Bau im Frühjahr

Landesstraße am Magdeburger Flugplatz bekommt einen Überweg für Radfahrer

Die Stadtverwaltung tat sich stets schwer, eine Querungshilfe für Radler in Höhe vom Magdeburger Flugplatz zu schaffen. Nun kommt Bewegung in die Sache.

Von Marco Papritz
Marcel Bräutigam zählt zu den Radfahrern, die regelmäßig die Landesstraße 50 in Höhe vom Magdeburger Flugplatz überqueren müssen, um den Radweg auf der Westseite der vielbefahrenen Straße zu erreichen.
Marcel Bräutigam zählt zu den Radfahrern, die regelmäßig die Landesstraße 50 in Höhe vom Magdeburger Flugplatz überqueren müssen, um den Radweg auf der Westseite der vielbefahrenen Straße zu erreichen. Foto: Marco Papritz

Magdeburg - Da der motorisierte Verkehr Vorrang hat und Radfahrer an der Ampelkreuzung Leipziger Chaussee/Salbker Chaussee/Ottersleber Chaussee nicht berücksichtigt werden, müssen sie eine Verlängerung der Leipziger Chaussee und eine fahrzeugfreie Phase der vielbefahrenen Landesstraße (L) 50 nutzen, um den Radweg auf der Westseite zu erreichen. Der befindet sich etwa 400 Meter entfernt von der Ampelkreuzung. Diese Regelung, vom ADFC wie auch von Mitgliedern des Stadtrates nicht zuletzt wegen eines schweren Unfalls mit Beteiligung eines Radfahrer angemahnt, könnte bald ein Ende haben. Die Stadtverwaltung hat nun Pläne vorgelegt, wonach eine Querungshilfe geschaffen werden soll.

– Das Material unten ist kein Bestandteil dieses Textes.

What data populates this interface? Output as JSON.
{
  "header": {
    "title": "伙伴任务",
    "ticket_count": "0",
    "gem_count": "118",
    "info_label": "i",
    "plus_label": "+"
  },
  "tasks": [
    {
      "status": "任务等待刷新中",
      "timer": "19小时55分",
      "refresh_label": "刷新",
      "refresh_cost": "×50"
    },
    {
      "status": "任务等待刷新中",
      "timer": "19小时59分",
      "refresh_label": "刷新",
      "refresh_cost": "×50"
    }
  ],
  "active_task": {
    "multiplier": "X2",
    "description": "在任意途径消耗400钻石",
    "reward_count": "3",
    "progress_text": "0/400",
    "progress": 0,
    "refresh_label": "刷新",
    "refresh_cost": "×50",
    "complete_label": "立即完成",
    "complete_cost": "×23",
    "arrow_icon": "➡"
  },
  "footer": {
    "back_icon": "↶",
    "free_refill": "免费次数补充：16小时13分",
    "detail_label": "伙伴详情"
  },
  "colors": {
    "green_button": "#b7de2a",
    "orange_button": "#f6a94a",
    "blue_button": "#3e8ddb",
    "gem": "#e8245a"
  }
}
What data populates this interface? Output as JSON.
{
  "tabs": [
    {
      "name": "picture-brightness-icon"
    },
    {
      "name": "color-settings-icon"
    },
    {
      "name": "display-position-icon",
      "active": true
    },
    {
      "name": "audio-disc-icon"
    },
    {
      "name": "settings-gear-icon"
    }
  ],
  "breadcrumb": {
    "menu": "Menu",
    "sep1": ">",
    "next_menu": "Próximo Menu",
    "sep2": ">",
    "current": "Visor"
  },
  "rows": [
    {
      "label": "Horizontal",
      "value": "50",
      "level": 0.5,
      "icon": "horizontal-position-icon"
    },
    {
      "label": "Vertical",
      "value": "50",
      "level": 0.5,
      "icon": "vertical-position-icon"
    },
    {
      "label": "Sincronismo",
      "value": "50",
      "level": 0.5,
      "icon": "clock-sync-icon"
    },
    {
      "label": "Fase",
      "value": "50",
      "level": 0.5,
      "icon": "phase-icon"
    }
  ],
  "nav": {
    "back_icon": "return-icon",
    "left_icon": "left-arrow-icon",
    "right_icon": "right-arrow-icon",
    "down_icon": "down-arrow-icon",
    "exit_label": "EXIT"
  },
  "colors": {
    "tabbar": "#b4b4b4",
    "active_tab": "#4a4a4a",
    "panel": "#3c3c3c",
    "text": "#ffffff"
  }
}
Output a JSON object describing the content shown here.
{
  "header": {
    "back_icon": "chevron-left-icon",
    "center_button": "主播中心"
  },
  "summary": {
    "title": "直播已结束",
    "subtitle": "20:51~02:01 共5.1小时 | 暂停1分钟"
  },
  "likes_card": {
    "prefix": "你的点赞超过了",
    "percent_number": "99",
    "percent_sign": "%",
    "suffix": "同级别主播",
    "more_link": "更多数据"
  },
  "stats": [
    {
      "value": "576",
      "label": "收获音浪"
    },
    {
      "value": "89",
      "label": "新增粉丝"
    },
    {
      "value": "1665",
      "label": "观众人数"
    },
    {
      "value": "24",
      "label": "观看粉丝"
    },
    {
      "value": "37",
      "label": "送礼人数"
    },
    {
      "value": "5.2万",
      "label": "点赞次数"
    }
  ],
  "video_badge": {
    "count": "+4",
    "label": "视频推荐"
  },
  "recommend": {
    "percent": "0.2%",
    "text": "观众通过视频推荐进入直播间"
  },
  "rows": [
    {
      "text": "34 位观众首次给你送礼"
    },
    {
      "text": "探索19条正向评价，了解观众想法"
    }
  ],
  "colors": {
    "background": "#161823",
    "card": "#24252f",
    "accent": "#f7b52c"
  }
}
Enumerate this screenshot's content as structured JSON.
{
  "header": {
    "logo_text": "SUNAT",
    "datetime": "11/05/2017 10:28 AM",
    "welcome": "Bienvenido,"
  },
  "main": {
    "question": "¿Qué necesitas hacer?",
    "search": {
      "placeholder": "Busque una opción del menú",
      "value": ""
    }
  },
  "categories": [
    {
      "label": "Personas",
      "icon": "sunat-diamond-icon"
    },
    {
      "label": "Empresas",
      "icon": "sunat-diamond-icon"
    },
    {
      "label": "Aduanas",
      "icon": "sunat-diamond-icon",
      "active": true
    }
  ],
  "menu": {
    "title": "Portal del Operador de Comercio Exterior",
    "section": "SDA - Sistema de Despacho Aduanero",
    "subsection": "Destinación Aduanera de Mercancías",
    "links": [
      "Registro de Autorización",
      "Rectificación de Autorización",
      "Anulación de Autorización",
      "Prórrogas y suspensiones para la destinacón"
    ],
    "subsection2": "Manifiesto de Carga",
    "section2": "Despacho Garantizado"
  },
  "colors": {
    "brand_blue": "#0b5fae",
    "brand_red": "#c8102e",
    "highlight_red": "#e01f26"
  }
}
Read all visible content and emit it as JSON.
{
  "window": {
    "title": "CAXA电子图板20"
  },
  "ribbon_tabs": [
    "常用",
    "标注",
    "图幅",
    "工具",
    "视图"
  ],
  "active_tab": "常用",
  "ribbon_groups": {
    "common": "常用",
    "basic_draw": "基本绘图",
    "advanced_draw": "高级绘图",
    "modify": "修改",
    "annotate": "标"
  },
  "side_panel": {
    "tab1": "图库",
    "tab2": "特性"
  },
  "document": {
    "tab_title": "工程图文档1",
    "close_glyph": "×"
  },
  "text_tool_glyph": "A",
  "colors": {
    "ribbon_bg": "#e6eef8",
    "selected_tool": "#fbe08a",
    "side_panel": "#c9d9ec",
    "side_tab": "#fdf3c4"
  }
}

Verkehrsuntersuchung brachte Klarheit

Grundlage dafür ist eine Verkehrsuntersuchung. Im Auftrag des Stadtplanungsamtes wurde geprüft, „ob zur Verbesserung der Radverkehrsführung an der alten Leipziger Chaussee Höhe Flugplatz eine Querungsstelle errichtet“ oder entlang der L 50 südlich der Salbker Chaussee ein einseitiger Geh- und Radweg mit Querung am Verkehrsknoten angelegt werden sollte. Dies würde einen Lückenschluss bedeuten. Es wurde empfohlen, die Querungshilfe ohne Ampel bei gleichzeitiger Reduzierung der Höchstgeschwindigkeit auf Tempo 50 einzurichten, wie es in einer Information vom Beigeordneten Jörg Rehbaum (SPD) heißt.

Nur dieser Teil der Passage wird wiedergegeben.